CT-interventionelle Wirbelsäulentherapie / PRT

CT-interventionelle Wirbelsäulentherapie / PRT

Behandlung von Bandscheibenvorfällen und Wirbelsäulenerkrankungen ohne Operation

Geeignet für Bandscheibenvorfälle, Spinalstenose und Verschleiß der kleinen Wirbelgelenke.

Engen an Passagestellen von Nervenwurzeln und Rückenmark verursachen Symptome wie Rücken- und Nackenschmerz, häufig auch mit Ausstrahlung in Arme oder Beine. Begleitend treten oft Gefühlsstörungen, Muskelkrämpfe, lahme Beine, Schwindel oder Kopfschmerz auf.

Bei der CT-gestützten Schmerztherapie wird mit Hilfe der Bildgebung (Computertomografie) und Lasermarkierung eine Injektionsnadel punktgenau platziert.

Der Therapieeffekt beruht auf der entzündungshemmenden und abschwellenden Wirkung der injizierten Medikamente. Nerven schwellen ab und gewinnen durch ihre Volumenverkleinerung mehr Platz. Ein Zusatzeffekt ist eine vorübergehende Betäubung des Nerven, die die Schmerzverarbeitung im vegetativen Nervensystem beeinflusst und hilft, eine Chronifizierung zu vermeiden. Eine operative Dekompression kann vermieden werden.
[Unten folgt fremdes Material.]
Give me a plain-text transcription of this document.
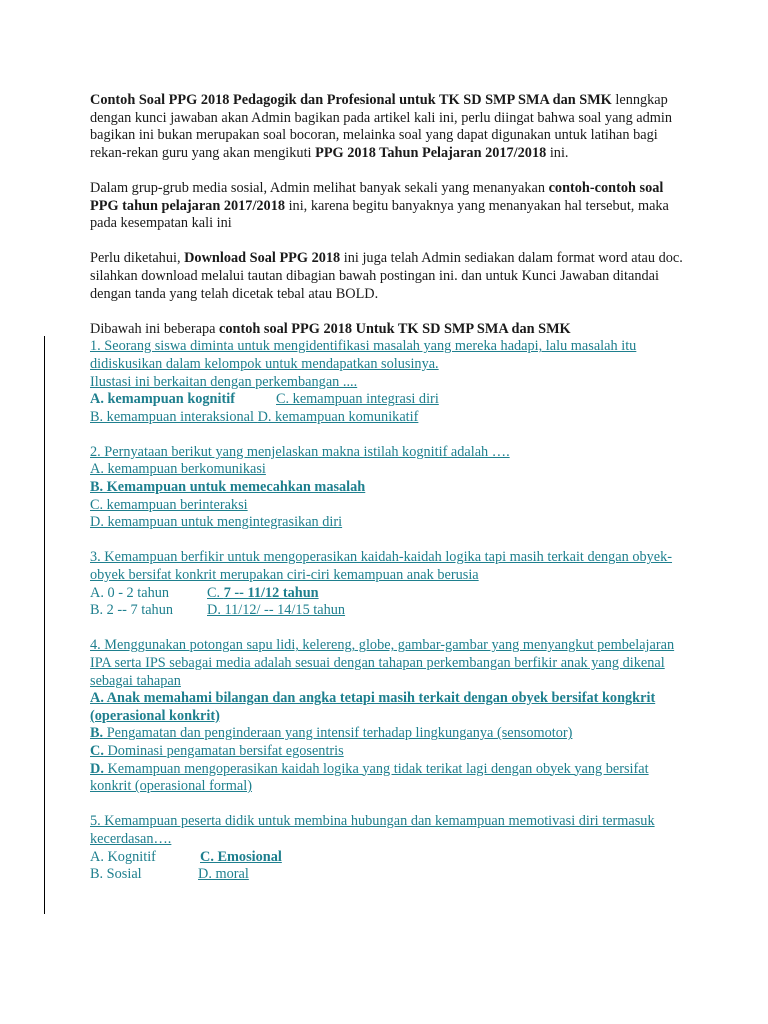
Contoh Soal PPG 2018 Pedagogik dan Profesional untuk TK SD SMP SMA dan SMK lenngkap dengan kunci jawaban akan Admin bagikan pada artikel kali ini, perlu diingat bahwa soal yang admin bagikan ini bukan merupakan soal bocoran, melainka soal yang dapat digunakan untuk latihan bagi rekan-rekan guru yang akan mengikuti PPG 2018 Tahun Pelajaran 2017/2018 ini.

Dalam grup-grub media sosial, Admin melihat banyak sekali yang menanyakan contoh-contoh soal PPG tahun pelajaran 2017/2018 ini, karena begitu banyaknya yang menanyakan hal tersebut, maka pada kesempatan kali ini

Perlu diketahui, Download Soal PPG 2018 ini juga telah Admin sediakan dalam format word atau doc. silahkan download melalui tautan dibagian bawah postingan ini. dan untuk Kunci Jawaban ditandai dengan tanda yang telah dicetak tebal atau BOLD.

Dibawah ini beberapa contoh soal PPG 2018 Untuk TK SD SMP SMA dan SMK

1. Seorang siswa diminta untuk mengidentifikasi masalah yang mereka hadapi, lalu masalah itu didiskusikan dalam kelompok untuk mendapatkan solusinya.

Ilustasi ini berkaitan dengan perkembangan ....

A. kemampuan kognitif	C. kemampuan integrasi diri

B. kemampuan interaksional D. kemampuan komunikatif

2. Pernyataan berikut yang menjelaskan makna istilah kognitif adalah ….

A. kemampuan berkomunikasi

B. Kemampuan untuk memecahkan masalah

C. kemampuan berinteraksi

D. kemampuan untuk mengintegrasikan diri

3. Kemampuan berfikir untuk mengoperasikan kaidah-kaidah logika tapi masih terkait dengan obyek-obyek bersifat konkrit merupakan ciri-ciri kemampuan anak berusia

A. 0 - 2 tahun	C. 7 -- 11/12 tahun

B. 2 -- 7 tahun D. 11/12/ -- 14/15 tahun

4. Menggunakan potongan sapu lidi, kelereng, globe, gambar-gambar yang menyangkut pembelajaran IPA serta IPS sebagai media adalah sesuai dengan tahapan perkembangan berfikir anak yang dikenal sebagai tahapan

A. Anak memahami bilangan dan angka tetapi masih terkait dengan obyek bersifat kongkrit (operasional konkrit)

B. Pengamatan dan penginderaan yang intensif terhadap lingkunganya (sensomotor)

C. Dominasi pengamatan bersifat egosentris

D. Kemampuan mengoperasikan kaidah logika yang tidak terikat lagi dengan obyek yang bersifat konkrit (operasional formal)

5. Kemampuan peserta didik untuk membina hubungan dan kemampuan memotivasi diri termasuk kecerdasan….

A. Kognitif	C. Emosional

B. Sosial	D. moral
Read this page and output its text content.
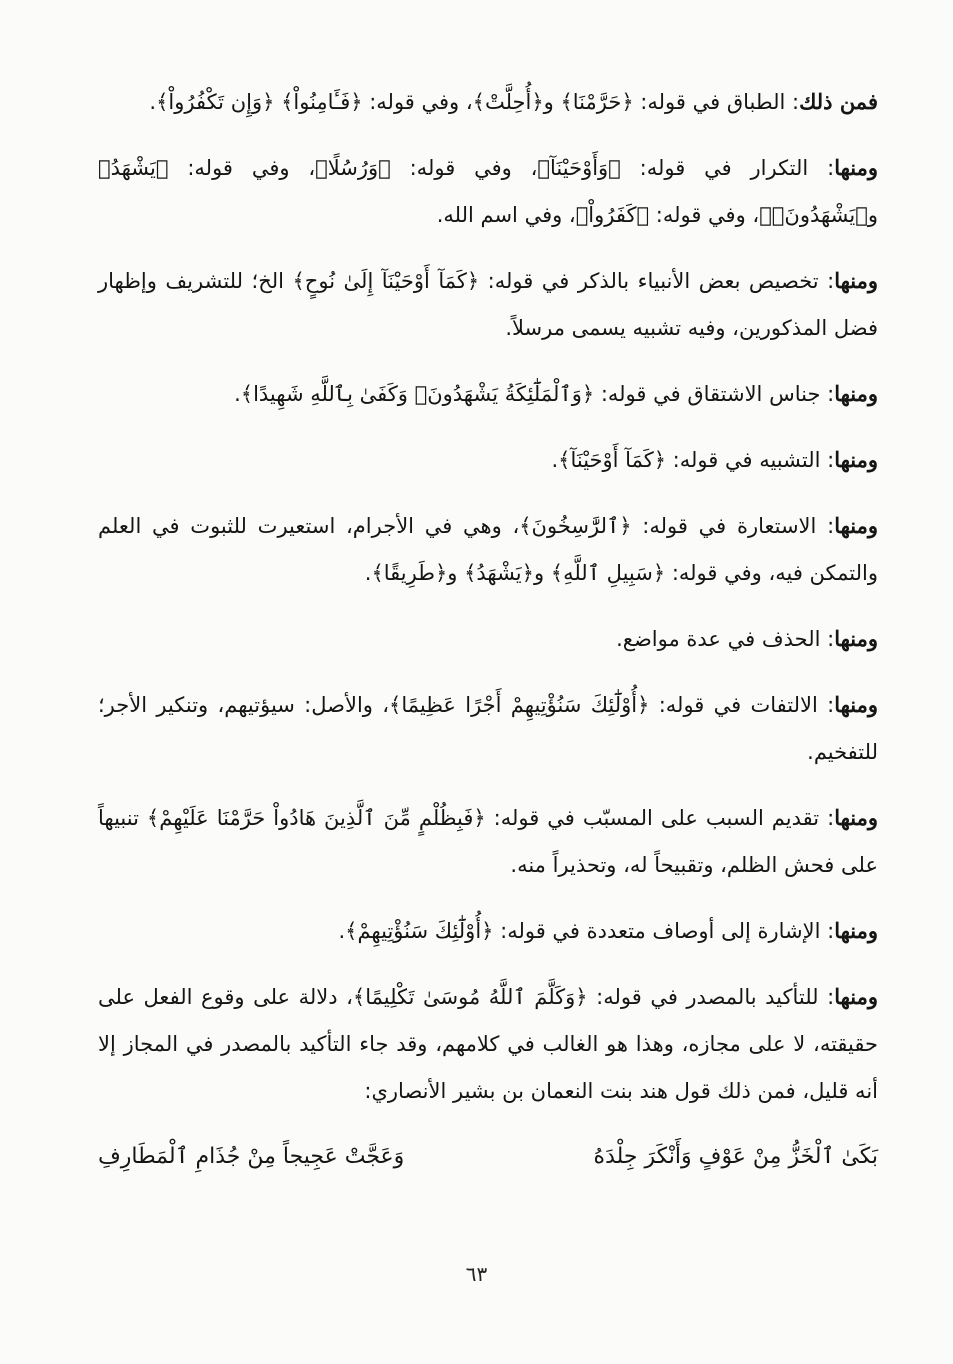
فمن ذلك: الطباق في قوله: ﴿حَرَّمْنَا﴾ و﴿أُحِلَّتْ﴾، وفي قوله: ﴿فَـَٔامِنُواْ﴾ ﴿وَإِن تَكْفُرُواْ﴾.

ومنها: التكرار في قوله: ﴿وَأَوْحَيْنَآ﴾، وفي قوله: ﴿وَرُسُلًا﴾، وفي قوله: ﴿يَشْهَدُ﴾ و﴿يَشْهَدُونَۚ﴾، وفي قوله: ﴿كَفَرُواْ﴾، وفي اسم الله.

ومنها: تخصيص بعض الأنبياء بالذكر في قوله: ﴿كَمَآ أَوْحَيْنَآ إِلَىٰ نُوحٍ﴾ الخ؛ للتشريف وإظهار فضل المذكورين، وفيه تشبيه يسمى مرسلاً.

ومنها: جناس الاشتقاق في قوله: ﴿وَٱلْمَلَٰٓئِكَةُ يَشْهَدُونَۚ وَكَفَىٰ بِٱللَّهِ شَهِيدًا﴾.

ومنها: التشبيه في قوله: ﴿كَمَآ أَوْحَيْنَآ﴾.

ومنها: الاستعارة في قوله: ﴿ٱلرَّٰسِخُونَ﴾، وهي في الأجرام، استعيرت للثبوت في العلم والتمكن فيه، وفي قوله: ﴿سَبِيلِ ٱللَّهِ﴾ و﴿يَشْهَدُ﴾ و﴿طَرِيقًا﴾.

ومنها: الحذف في عدة مواضع.

ومنها: الالتفات في قوله: ﴿أُوْلَٰٓئِكَ سَنُؤْتِيهِمْ أَجْرًا عَظِيمًا﴾، والأصل: سيؤتيهم، وتنكير الأجر؛ للتفخيم.

ومنها: تقديم السبب على المسبّب في قوله: ﴿فَبِظُلْمٍ مِّنَ ٱلَّذِينَ هَادُواْ حَرَّمْنَا عَلَيْهِمْ﴾ تنبيهاً على فحش الظلم، وتقبيحاً له، وتحذيراً منه.

ومنها: الإشارة إلى أوصاف متعددة في قوله: ﴿أُوْلَٰٓئِكَ سَنُؤْتِيهِمْ﴾.

ومنها: للتأكيد بالمصدر في قوله: ﴿وَكَلَّمَ ٱللَّهُ مُوسَىٰ تَكْلِيمًا﴾، دلالة على وقوع الفعل على حقيقته، لا على مجازه، وهذا هو الغالب في كلامهم، وقد جاء التأكيد بالمصدر في المجاز إلا أنه قليل، فمن ذلك قول هند بنت النعمان بن بشير الأنصاري:

بَكَىٰ ٱلْخَزُّ مِنْ عَوْفٍ وَأَنْكَرَ جِلْدَهُ
وَعَجَّتْ عَجِيجاً مِنْ جُذَامِ ٱلْمَطَارِفِ
٦٣
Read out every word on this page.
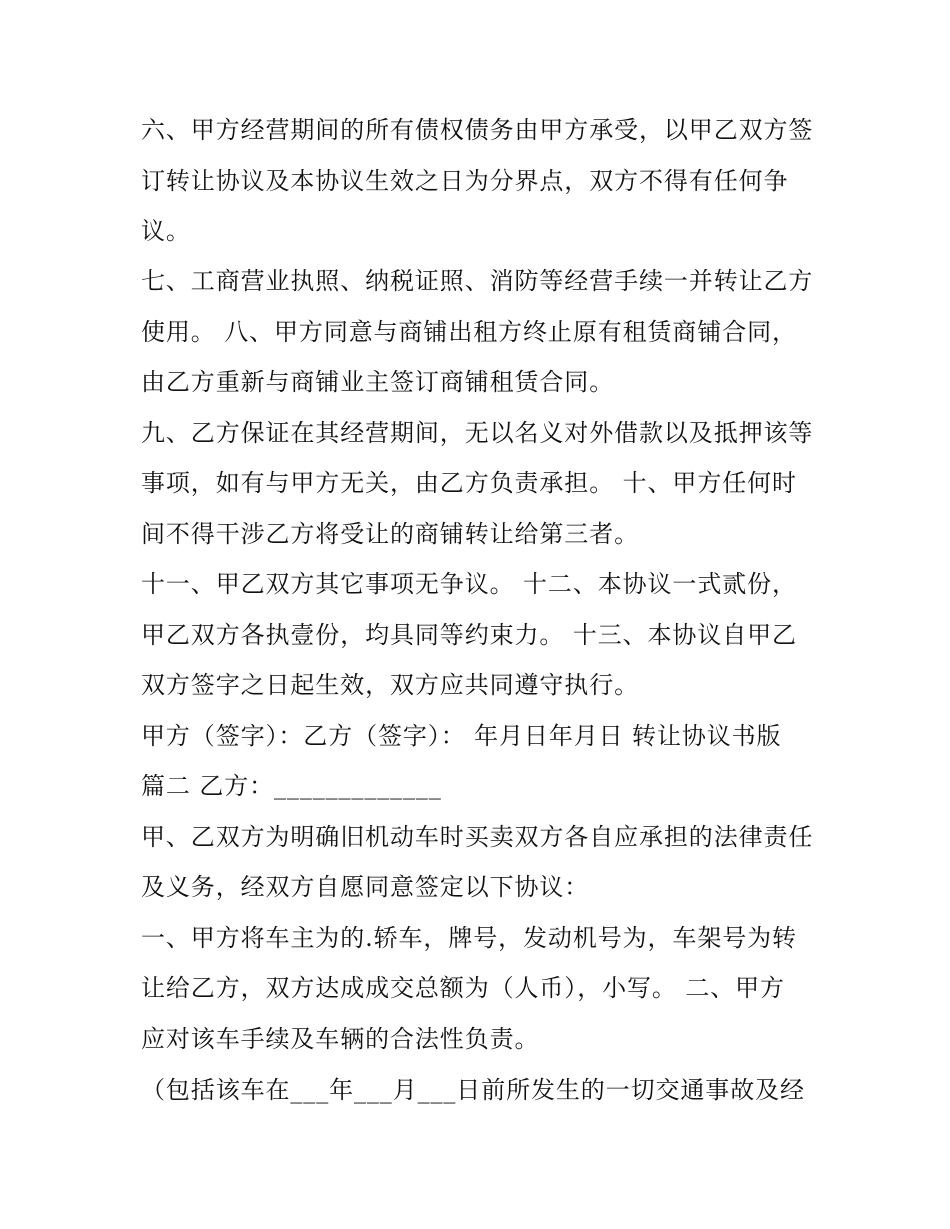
六、甲方经营期间的所有债权债务由甲方承受，以甲乙双方签
订转让协议及本协议生效之日为分界点，双方不得有任何争
议。
七、工商营业执照、纳税证照、消防等经营手续一并转让乙方
使用。 八、甲方同意与商铺出租方终止原有租赁商铺合同，
由乙方重新与商铺业主签订商铺租赁合同。
九、乙方保证在其经营期间，无以名义对外借款以及抵押该等
事项，如有与甲方无关，由乙方负责承担。 十、甲方任何时
间不得干涉乙方将受让的商铺转让给第三者。
十一、甲乙双方其它事项无争议。 十二、本协议一式贰份，
甲乙双方各执壹份，均具同等约束力。 十三、本协议自甲乙
双方签字之日起生效，双方应共同遵守执行。
甲方（签字）：乙方（签字）： 年月日年月日 转让协议书版
篇二 乙方：_____________
甲、乙双方为明确旧机动车时买卖双方各自应承担的法律责任
及义务，经双方自愿同意签定以下协议：
一、甲方将车主为的.轿车，牌号，发动机号为，车架号为转
让给乙方，双方达成成交总额为（人币），小写。 二、甲方
应对该车手续及车辆的合法性负责。
（包括该车在___年___月___日前所发生的一切交通事故及经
Wir führen die Behandlung auch bei Patienten durch, die an der Wirbelsäule voroperiert sind, beispielsweise mit Bandscheiben-Operation oder Wirbelsäulenversteifung.

Unspezifischen Rückenbeschwerden sind keine Indikation zur PRT.

Ich führe die Behandlung in Hamburg in zwei radiologischen Praxen durch.